La lista della discordia. Il 25 aprile, su una pagina Facebook – di cui non si conoscono i gestori – un collettivo di sedicenti riders ha pubblicato una lista nera con un elenco dei nomi e cognomi di vip e star che, a loro dire, ordinano con le app senza lasciare la mancia ai fattorini. Il tono accusatorio e classista altro non è che il frutto dell’esasperazione della categoria più esposta all’attenzione dei media, in un settore da anni alla ricerca di una legislazione, continuamente promessa e puntualmente disattesa.
Legislazione contrattuale, non mance. Senza entrare nel merito – o forse, demerito- della questione morale e classista che disputa su un’elargizione su base volontaria per ricompensare un servizio, occorre alzare il tiro del dibattito. L’obbiettivo del j’accuse del collettivo, fortemente criticato e denunciato alle autorità competenti da AssoDelivery – l’associazione di cui fanno parte le principali società che gestiscono i servizi di consegna di cibo a domicilio- è errato. E la notorietà dei personaggi inseriti nella black list rischia di distogliere dalla vera questione da dibattere: quella dei diritti dei lavoratori.
Il presunto superamento di una condizione di lavoro inaccettabile, antistorica ed ingiustificabile per un paese civile nel XXI secolo, deve passare attraverso un’azione normativa ad opera della politica.

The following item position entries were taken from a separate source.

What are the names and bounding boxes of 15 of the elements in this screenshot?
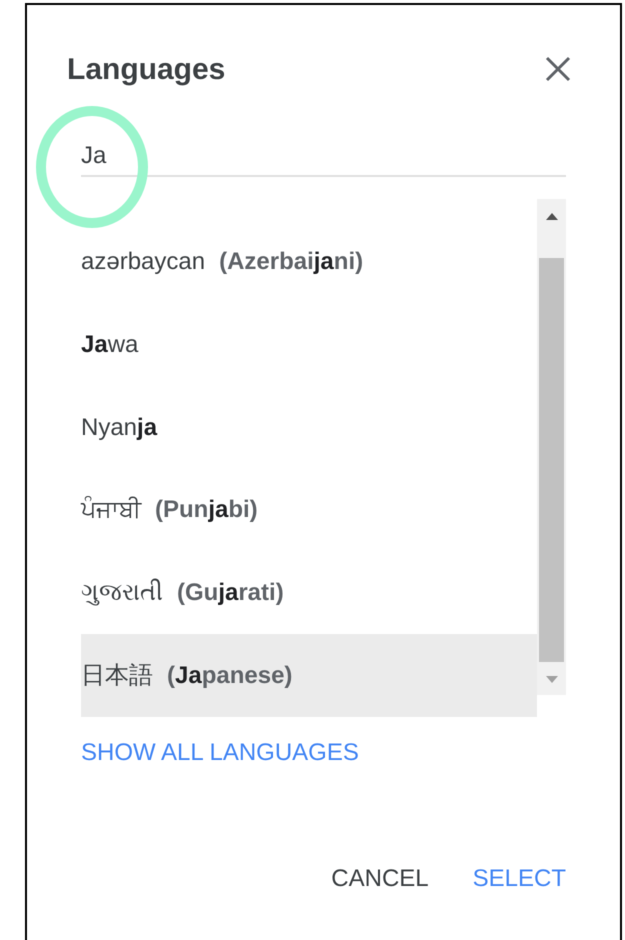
language-option[interactable]: 日本語 (Japanese) [81,634,537,718]
language-option[interactable]: ગુજરાતી (Gujarati) [81,552,537,634]
dialog-title: Languages [67,52,226,88]
language-option[interactable]: azərbaycan (Azerbaijani) [81,221,537,304]
language-option[interactable]: ਪੰਜਾਬੀ (Punjabi) [81,469,537,552]
select-button[interactable]: SELECT [472,861,566,897]
scrollbar[interactable] [537,199,566,695]
language-option[interactable]: Nyanja [81,386,537,470]
scroll-down-icon[interactable] [546,676,558,683]
language-option[interactable]: Jawa [81,304,537,386]
show-all-languages-link[interactable]: SHOW ALL LANGUAGES [81,735,359,771]
scroll-up-icon[interactable] [546,213,558,220]
search-field[interactable]: Ja [81,137,566,177]
cancel-button[interactable]: CANCEL [331,861,429,897]
scrollbar-thumb[interactable] [539,258,564,662]
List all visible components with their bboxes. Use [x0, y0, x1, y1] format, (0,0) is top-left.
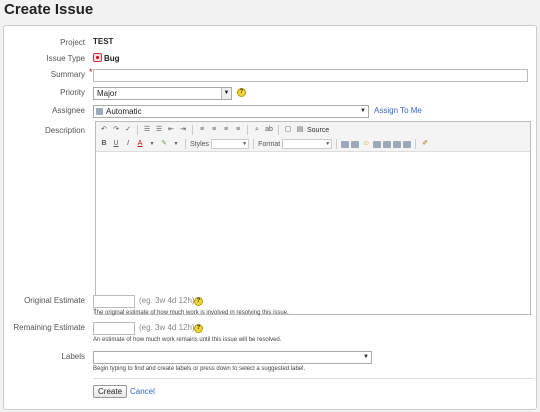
original-estimate-example: (eg. 3w 4d 12h): [139, 296, 195, 305]
numbered-list-icon[interactable]: ☰: [142, 125, 152, 135]
remaining-estimate-input[interactable]: [93, 322, 135, 335]
toolbar-divider: [185, 139, 186, 149]
project-value: TEST: [93, 37, 114, 46]
project-row: Project TEST: [4, 37, 536, 51]
link-icon[interactable]: [373, 140, 382, 148]
editor-toolbar-row-1: ↶ ↷ ✓ ☰ ☰ ⇤ ⇥ ≡ ≡ ≡ ≡ ⌕ ab ▢ ▤ Source: [99, 124, 329, 136]
issue-type-row: Issue Type Bug: [4, 53, 536, 67]
help-icon[interactable]: ?: [194, 297, 203, 306]
original-estimate-label: Original Estimate: [24, 296, 85, 305]
horizontal-rule-icon[interactable]: [403, 140, 412, 148]
text-color-icon[interactable]: A: [135, 139, 145, 149]
paste-word-icon[interactable]: [351, 140, 360, 148]
chevron-down-icon: ▼: [242, 141, 248, 147]
remove-format-icon[interactable]: ✐: [420, 139, 430, 149]
chevron-down-icon: ▼: [363, 354, 369, 360]
create-button[interactable]: Create: [93, 385, 128, 398]
original-estimate-input[interactable]: [93, 295, 135, 308]
maximize-icon[interactable]: ▢: [283, 125, 293, 135]
priority-label: Priority: [60, 88, 85, 97]
paste-text-icon[interactable]: [341, 140, 350, 148]
italic-icon[interactable]: I: [123, 139, 133, 149]
assignee-value: Automatic: [106, 107, 142, 116]
undo-icon[interactable]: ↶: [99, 125, 109, 135]
align-justify-icon[interactable]: ≡: [233, 125, 243, 135]
indent-icon[interactable]: ⇥: [178, 125, 188, 135]
toolbar-divider: [336, 139, 338, 149]
cancel-link[interactable]: Cancel: [130, 387, 155, 396]
editor-toolbar-row-2: B U I A ▼ ✎ ▼ Styles ▼ Format ▼ ☺ ✐: [99, 138, 430, 150]
table-icon[interactable]: [393, 140, 402, 148]
summary-label: Summary: [50, 70, 85, 79]
labels-row: Labels ▼: [4, 351, 536, 365]
align-left-icon[interactable]: ≡: [197, 125, 207, 135]
project-label: Project: [60, 38, 85, 47]
toolbar-divider: [415, 139, 417, 149]
toolbar-divider: [253, 139, 255, 149]
original-estimate-row: Original Estimate (eg. 3w 4d 12h) ?: [4, 295, 536, 309]
toolbar-divider: [247, 125, 248, 135]
labels-label: Labels: [61, 352, 85, 361]
toolbar-divider: [192, 125, 193, 135]
assignee-row: Assignee Automatic ▼ Assign To Me: [4, 105, 536, 119]
align-center-icon[interactable]: ≡: [209, 125, 219, 135]
original-estimate-hint: The original estimate of how much work i…: [93, 310, 289, 316]
toolbar-divider: [137, 125, 138, 135]
chevron-down-icon: ▼: [221, 88, 231, 99]
assignee-select[interactable]: Automatic ▼: [93, 105, 369, 118]
source-button[interactable]: Source: [307, 127, 329, 134]
replace-icon[interactable]: ab: [264, 125, 274, 135]
source-icon[interactable]: ▤: [295, 125, 305, 135]
bug-icon: [93, 53, 102, 62]
summary-row: Summary *: [4, 67, 536, 83]
bulleted-list-icon[interactable]: ☰: [154, 125, 164, 135]
image-icon[interactable]: [383, 140, 392, 148]
remaining-estimate-label: Remaining Estimate: [13, 323, 85, 332]
highlight-icon[interactable]: ✎: [159, 139, 169, 149]
spellcheck-icon[interactable]: ✓: [123, 125, 133, 135]
styles-label: Styles: [190, 140, 210, 148]
remaining-estimate-hint: An estimate of how much work remains unt…: [93, 337, 282, 343]
format-combo[interactable]: ▼: [282, 139, 333, 149]
create-issue-form: Project TEST Issue Type Bug Summary * Pr…: [3, 25, 537, 410]
description-editor[interactable]: ↶ ↷ ✓ ☰ ☰ ⇤ ⇥ ≡ ≡ ≡ ≡ ⌕ ab ▢ ▤ Source B …: [95, 121, 531, 315]
remaining-estimate-example: (eg. 3w 4d 12h): [139, 323, 195, 332]
outdent-icon[interactable]: ⇤: [166, 125, 176, 135]
remaining-estimate-row: Remaining Estimate (eg. 3w 4d 12h) ?: [4, 322, 536, 336]
priority-row: Priority Major ▼ ?: [4, 87, 536, 101]
summary-input[interactable]: [93, 69, 528, 82]
required-marker: *: [89, 67, 93, 77]
align-right-icon[interactable]: ≡: [221, 125, 231, 135]
form-divider: [93, 378, 533, 379]
issue-type-value: Bug: [93, 53, 120, 63]
page-title: Create Issue: [4, 1, 94, 18]
bold-icon[interactable]: B: [99, 139, 109, 149]
priority-value: Major: [97, 89, 118, 98]
priority-select[interactable]: Major ▼: [93, 87, 232, 100]
user-icon: [96, 108, 103, 115]
assignee-label: Assignee: [52, 106, 85, 115]
assign-to-me-link[interactable]: Assign To Me: [374, 106, 422, 115]
description-label: Description: [44, 126, 85, 135]
issue-type-label: Issue Type: [46, 54, 85, 63]
chevron-down-icon[interactable]: ▼: [171, 139, 181, 149]
find-icon[interactable]: ⌕: [252, 125, 262, 135]
help-icon[interactable]: ?: [194, 324, 203, 333]
redo-icon[interactable]: ↷: [111, 125, 121, 135]
labels-select[interactable]: ▼: [93, 351, 372, 364]
chevron-down-icon: ▼: [360, 108, 366, 114]
smiley-icon[interactable]: ☺: [361, 139, 371, 149]
labels-hint: Begin typing to find and create labels o…: [93, 366, 306, 372]
underline-icon[interactable]: U: [111, 139, 121, 149]
styles-combo[interactable]: ▼: [211, 139, 250, 149]
format-label: Format: [258, 140, 281, 148]
toolbar-divider: [278, 125, 279, 135]
chevron-down-icon: ▼: [325, 141, 331, 147]
editor-toolbar: ↶ ↷ ✓ ☰ ☰ ⇤ ⇥ ≡ ≡ ≡ ≡ ⌕ ab ▢ ▤ Source B …: [96, 122, 530, 152]
chevron-down-icon[interactable]: ▼: [147, 139, 157, 149]
help-icon[interactable]: ?: [237, 88, 246, 97]
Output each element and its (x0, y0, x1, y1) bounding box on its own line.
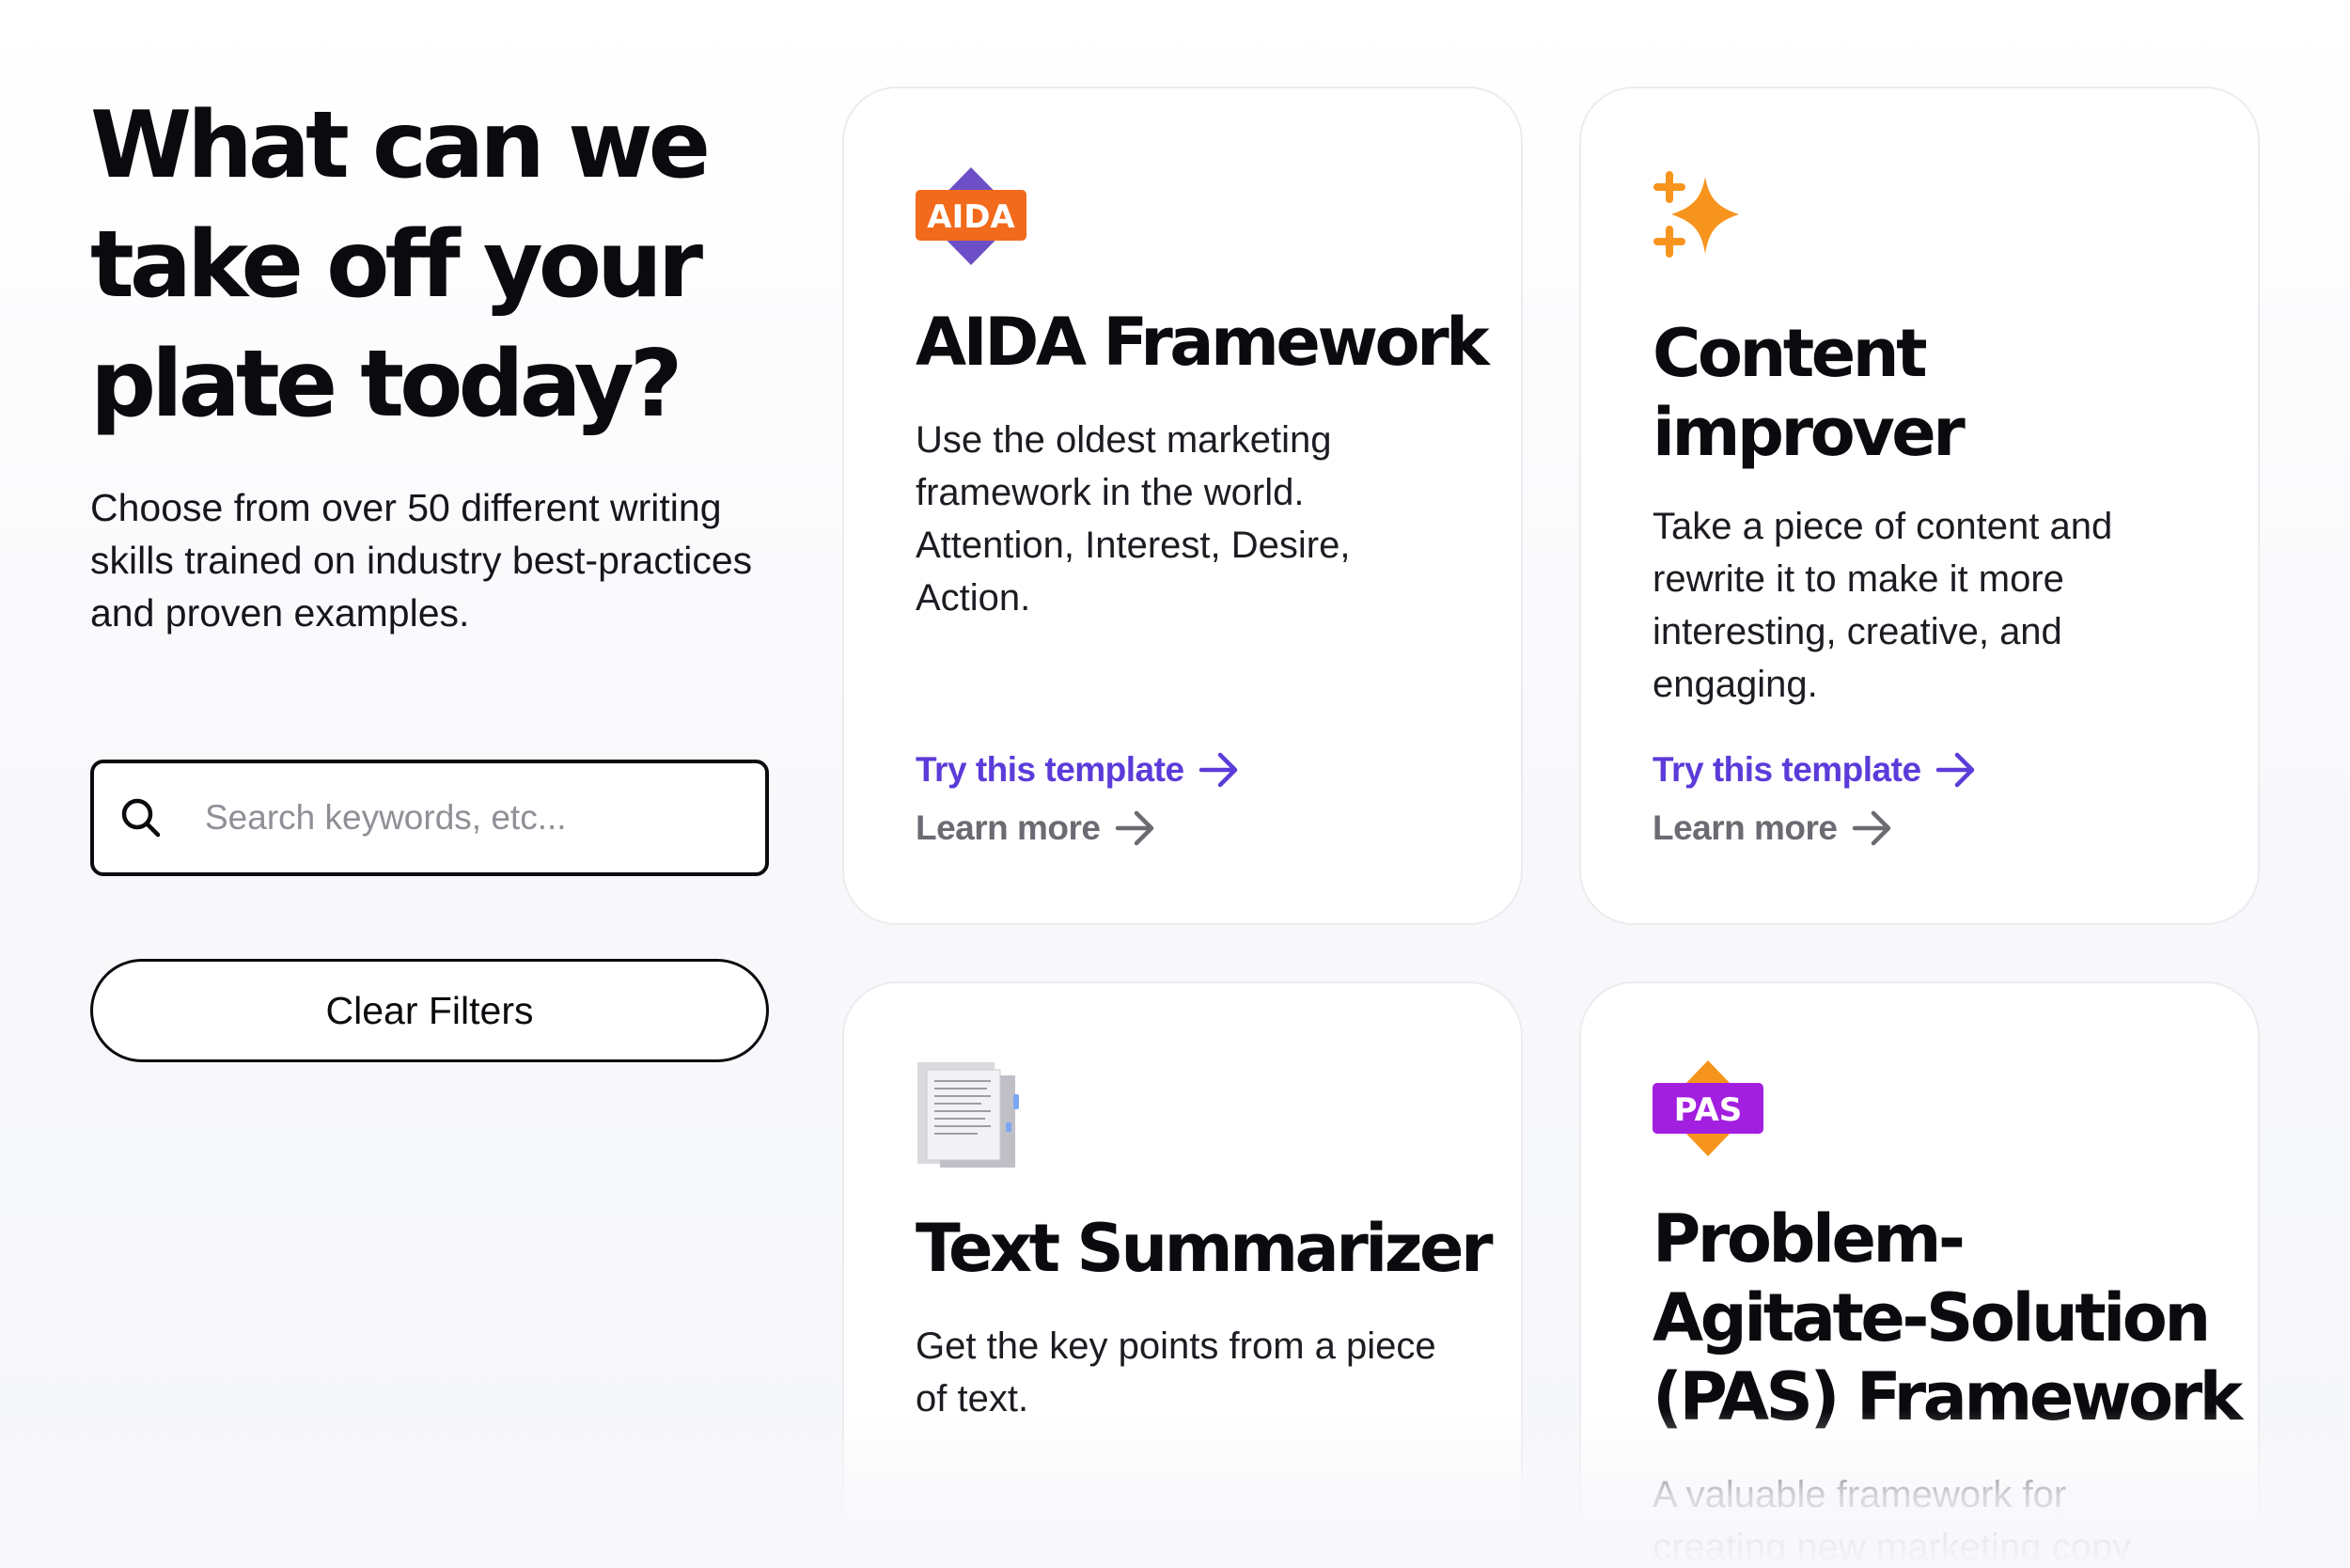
page-headline: What can we take off your plate today? (90, 86, 767, 445)
arrow-right-icon (1198, 752, 1237, 788)
learn-more-label: Learn more (916, 808, 1101, 847)
template-card-aida[interactable]: AIDA AIDA Framework Use the oldest marke… (842, 86, 1523, 925)
intro-text: Choose from over 50 different writing sk… (90, 486, 753, 635)
search-box[interactable] (90, 760, 769, 876)
learn-more-label: Learn more (1653, 808, 1838, 847)
template-card-content-improver[interactable]: Content improver Take a piece of content… (1579, 86, 2260, 925)
headline-line: What can we (90, 92, 711, 199)
arrow-right-icon (1852, 810, 1890, 846)
try-template-link[interactable]: Try this template (916, 750, 1241, 790)
try-template-link[interactable]: Try this template (1653, 750, 1978, 790)
template-card-text-summarizer[interactable]: Text Summarizer Get the key points from … (842, 981, 1523, 1568)
sparkles-icon (1653, 171, 1739, 258)
card-title: Problem- Agitate-Solution (PAS) Framewor… (1653, 1200, 2243, 1436)
document-pages-icon (917, 1062, 1019, 1168)
card-title-line: Content (1653, 315, 1928, 392)
card-title-line: improver (1653, 394, 1966, 471)
clear-filters-button[interactable]: Clear Filters (90, 959, 769, 1062)
card-title: Text Summarizer (916, 1209, 1494, 1288)
card-title-line: (PAS) Framework (1653, 1358, 2243, 1435)
try-template-label: Try this template (916, 750, 1184, 789)
card-description: Use the oldest marketing framework in th… (916, 419, 1351, 619)
pas-badge-text: PAS (1674, 1091, 1743, 1129)
template-card-pas[interactable]: PAS Problem- Agitate-Solution (PAS) Fram… (1579, 981, 2260, 1568)
search-input[interactable] (205, 786, 731, 850)
card-description: A valuable framework for creating new ma… (1653, 1474, 2132, 1568)
headline-line: take off your (90, 212, 703, 319)
aida-badge-text: AIDA (927, 198, 1015, 236)
learn-more-link[interactable]: Learn more (1653, 808, 1894, 848)
card-title: Content improver (1653, 314, 2217, 472)
card-description: Take a piece of content and rewrite it t… (1653, 506, 2113, 705)
try-template-label: Try this template (1653, 750, 1921, 789)
headline-line: plate today? (90, 331, 682, 438)
arrow-right-icon (1115, 810, 1153, 846)
learn-more-link[interactable]: Learn more (916, 808, 1157, 848)
card-title: AIDA Framework (916, 303, 1490, 382)
pas-badge-icon: PAS (1653, 1060, 1763, 1156)
card-title-line: Agitate-Solution (1653, 1279, 2211, 1356)
search-icon (121, 798, 161, 838)
aida-badge-icon: AIDA (916, 167, 1026, 265)
card-title-line: AIDA Framework (916, 304, 1490, 381)
card-description: Get the key points from a piece of text. (916, 1325, 1436, 1419)
card-title-line: Text Summarizer (916, 1210, 1494, 1287)
card-title-line: Problem- (1653, 1200, 1966, 1278)
arrow-right-icon (1935, 752, 1974, 788)
templates-page: What can we take off your plate today? C… (0, 0, 2350, 1568)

Jobs app. Recentemente in un libro mi sono occupato del Jobs App, un termine da me coniato per definire il necessario e non procrastinabile contratto di lavoro per l’app economy, un modello che si basa su un rapporto discontinuo, in base alle richieste e mediato da piattaforme digitali. Non è possibile applicare all’app economy le regole del lavoro dipendente – altrimenti otterremmo la sua scomparsa – ma è necessario intervenire per fornire le tutele minime in un contratto che sia adeguato ai tempi ed alle esigenze del settore. Ritengo che siano tre i punti fondamentali su cui impostare il Jobs App:
– una retribuzione variabile legata alla prestazione e non al tempo messo a disposizione;
– un minimo per retribuire la prestazione a seconda del settore, della concorrenza e del mercato, per tutte le aziende della gig economy;
– un welfare di settore che – con una percentuale fissa, obbligatoria e aggiuntiva su ogni retribuzione- finanzi un fondo di categoria per coprire malattia, assicurazione sanitaria e infortunio.
Il milione di operatori della gig economy – quasi 150mila a tempo pieno – attende questa apertura normativa che è possibile mettere in atto. Fino a quando la politica non interverrà a regolamentare, la situazione rimarrà in balia degli interventi riparatori e non pianificatori della magistratura, e dell’odio sociale. Le soluzioni esistono, occorre solamente trovare il coraggio e la fermezza politica per metterle in atto.